Things Fall Apart: Situational Irony 1 key example

Chapter 23
Explanation and Analysis—Treatment in Captivity:

In Chapter 23, Achebe utilizes situational irony as a device to shed light on the White colonizers' duplicity:

[The District Commissioner] told the court messengers, when he left the guardroom, to treat the men with respect because they were the leaders of Umuofia. They said, 'Yes, sir,' and saluted. . . . The six men ate nothing throughout that day and the next. They were not even given any water to drink, and they could not go out to urinate . . . .

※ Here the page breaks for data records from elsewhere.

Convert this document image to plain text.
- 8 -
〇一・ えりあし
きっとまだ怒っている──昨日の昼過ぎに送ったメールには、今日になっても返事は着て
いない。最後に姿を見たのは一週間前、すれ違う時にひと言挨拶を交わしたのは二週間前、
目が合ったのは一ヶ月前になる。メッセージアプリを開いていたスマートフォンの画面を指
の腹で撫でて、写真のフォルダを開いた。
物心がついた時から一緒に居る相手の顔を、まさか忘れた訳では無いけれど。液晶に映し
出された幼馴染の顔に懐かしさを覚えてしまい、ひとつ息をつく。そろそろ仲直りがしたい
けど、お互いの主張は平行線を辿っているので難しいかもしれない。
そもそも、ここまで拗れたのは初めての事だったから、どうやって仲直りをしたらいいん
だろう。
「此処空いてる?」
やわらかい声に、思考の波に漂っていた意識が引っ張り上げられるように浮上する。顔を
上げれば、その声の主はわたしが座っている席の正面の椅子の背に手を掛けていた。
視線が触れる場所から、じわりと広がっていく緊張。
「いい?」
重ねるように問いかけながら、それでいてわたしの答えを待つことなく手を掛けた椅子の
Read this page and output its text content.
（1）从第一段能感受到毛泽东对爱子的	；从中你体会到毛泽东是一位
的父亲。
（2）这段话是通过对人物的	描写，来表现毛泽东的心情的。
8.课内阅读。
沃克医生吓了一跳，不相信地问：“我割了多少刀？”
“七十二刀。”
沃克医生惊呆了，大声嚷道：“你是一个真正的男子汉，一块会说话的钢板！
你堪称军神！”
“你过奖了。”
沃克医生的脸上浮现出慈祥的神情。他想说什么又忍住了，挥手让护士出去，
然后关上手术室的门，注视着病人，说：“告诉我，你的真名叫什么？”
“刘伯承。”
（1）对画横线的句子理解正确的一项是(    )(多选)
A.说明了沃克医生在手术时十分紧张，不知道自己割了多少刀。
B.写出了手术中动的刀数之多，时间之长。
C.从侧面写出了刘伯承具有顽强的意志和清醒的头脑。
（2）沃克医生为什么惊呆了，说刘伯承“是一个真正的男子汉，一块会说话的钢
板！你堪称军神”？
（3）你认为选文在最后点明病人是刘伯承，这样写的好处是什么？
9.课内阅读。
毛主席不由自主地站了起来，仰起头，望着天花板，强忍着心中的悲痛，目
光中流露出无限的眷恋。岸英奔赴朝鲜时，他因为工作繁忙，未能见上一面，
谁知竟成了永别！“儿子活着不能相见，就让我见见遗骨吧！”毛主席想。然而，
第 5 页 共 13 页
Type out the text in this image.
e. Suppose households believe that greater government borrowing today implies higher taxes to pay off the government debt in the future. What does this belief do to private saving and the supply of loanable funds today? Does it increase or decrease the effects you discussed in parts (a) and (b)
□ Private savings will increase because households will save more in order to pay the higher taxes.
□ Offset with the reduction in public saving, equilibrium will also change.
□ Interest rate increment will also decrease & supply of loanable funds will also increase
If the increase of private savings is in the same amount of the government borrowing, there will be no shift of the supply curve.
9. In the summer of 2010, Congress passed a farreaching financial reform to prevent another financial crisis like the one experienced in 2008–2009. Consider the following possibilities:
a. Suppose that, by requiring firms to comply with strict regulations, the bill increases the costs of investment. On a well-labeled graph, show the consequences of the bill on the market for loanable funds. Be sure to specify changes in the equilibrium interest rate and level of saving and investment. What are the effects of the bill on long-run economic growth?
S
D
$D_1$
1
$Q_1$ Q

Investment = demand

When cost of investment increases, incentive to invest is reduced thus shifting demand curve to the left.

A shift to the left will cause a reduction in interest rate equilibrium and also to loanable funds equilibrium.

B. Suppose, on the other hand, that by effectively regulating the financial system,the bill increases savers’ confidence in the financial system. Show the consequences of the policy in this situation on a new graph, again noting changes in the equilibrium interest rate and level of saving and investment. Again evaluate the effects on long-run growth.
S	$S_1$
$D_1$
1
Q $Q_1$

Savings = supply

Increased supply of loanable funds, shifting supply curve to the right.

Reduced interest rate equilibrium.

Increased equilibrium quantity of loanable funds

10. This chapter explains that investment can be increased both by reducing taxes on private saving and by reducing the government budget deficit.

In this excerpt, the District Commissioner commands his men to treat Umuofia's leaders with respect following their arrest and interrogation. The narrator proceeds to describe the court messengers' actions, which are anything but respectful. The court messengers taunt the six men, shaving their heads and knocking them together, refusing them food or water or dignity. Readers might have expected that the Commissioner's words will be heeded, but the ironic and tragic reality is that White colonizers rarely treated those they colonized with respect or humanity.

Achebe utilizes situational irony in this passage for the purpose of getting readers to empathize with Umuofia's leaders. They are in an unprecedented situation, no doubt facing shock, fear, and confusion. Achebe's use of irony in this passage reproduces those feelings of misalignment, drawing readers' attention to the wide gulf between expectation and reality.